By the way, I tried "optimizing" that gives 0.3, which is what I expected.
Thanks for your help!
model_code = "
data {
int N;
int y[N];
}
parameters {
real theta;
}
model {
theta ~ uniform(0, 1);
y ~ bernoulli(theta);
}
"
data <- list(
N = 10,
y = c(0, 1, 1, 0, 0, 1, 0, 0, 0, 0)
)
fit = stan(model_code=model_code, data=data, iter=5000)
print(fit)
model = stan_model(model_code=model_code)

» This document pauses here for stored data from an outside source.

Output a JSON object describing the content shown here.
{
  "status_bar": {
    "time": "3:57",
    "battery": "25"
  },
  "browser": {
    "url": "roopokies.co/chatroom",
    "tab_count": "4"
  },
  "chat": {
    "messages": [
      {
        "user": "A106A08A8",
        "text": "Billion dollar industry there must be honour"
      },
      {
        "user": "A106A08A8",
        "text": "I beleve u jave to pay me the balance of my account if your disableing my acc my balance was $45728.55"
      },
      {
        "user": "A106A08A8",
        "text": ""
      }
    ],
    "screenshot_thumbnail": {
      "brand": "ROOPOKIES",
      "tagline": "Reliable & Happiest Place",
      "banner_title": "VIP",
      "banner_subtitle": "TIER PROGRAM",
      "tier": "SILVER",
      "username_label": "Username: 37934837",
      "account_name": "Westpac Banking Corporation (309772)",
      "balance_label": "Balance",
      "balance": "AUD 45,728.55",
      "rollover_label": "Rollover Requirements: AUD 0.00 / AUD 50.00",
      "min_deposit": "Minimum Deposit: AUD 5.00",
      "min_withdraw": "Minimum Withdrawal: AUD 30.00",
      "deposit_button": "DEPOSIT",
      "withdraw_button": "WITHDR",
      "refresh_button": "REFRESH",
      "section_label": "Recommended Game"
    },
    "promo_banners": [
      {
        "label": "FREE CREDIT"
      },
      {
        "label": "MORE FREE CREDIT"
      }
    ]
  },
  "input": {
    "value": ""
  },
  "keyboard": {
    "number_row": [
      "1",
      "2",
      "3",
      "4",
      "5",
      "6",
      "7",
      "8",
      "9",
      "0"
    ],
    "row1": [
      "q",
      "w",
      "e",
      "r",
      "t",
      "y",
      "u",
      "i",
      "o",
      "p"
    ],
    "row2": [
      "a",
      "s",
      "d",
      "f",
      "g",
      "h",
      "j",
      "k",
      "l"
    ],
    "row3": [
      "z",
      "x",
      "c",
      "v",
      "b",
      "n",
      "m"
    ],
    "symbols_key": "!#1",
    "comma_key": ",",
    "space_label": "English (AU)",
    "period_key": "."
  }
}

mle = optimizing(model, data=data)
print(mle, digits=3)
> print(fit)
...
mean se_mean sd 2.5% 25% 50% 75% 97.5% n_eff Rhat
theta 0.33 0.00 0.13 0.11 0.24 0.32 0.42 0.61 6920 1
lp__ -6.56 0.01 0.63 -8.32 -6.71 -6.31 -6.15 -6.11 6813 1
> print(mle, digits=3)
$par
theta
0.3
...
This is the example I use in my intro Stan classes to explain exactly why Stan does match the theory. The short answer is that the beta distribution is skewed, so the mean doesn't match the mode.
With a uniform prior, that's the same as theta ~ beta(theta | 1, 1). With 3 successes and 7 failures as observations, the analytic posterior is beta(theta | 4, 8). The mode (optimum) is 3/10, whereas the mean is 4/12. Optimization gives you the right posterior mode estimate of 0.30 and sampling gives the correct posterior mean estimate of 0.33.
As the number of success (a) and failure (b) observations increase (i.e., a, b -> infinity), the posterior mode a / (a + b) and mean (a + 1) / (a + b + 2) approach the same limit, whihc is he empirical ratio a / (a + b). Until that limit, taking the mean provides an estimate with lower expected square error than taking the mode.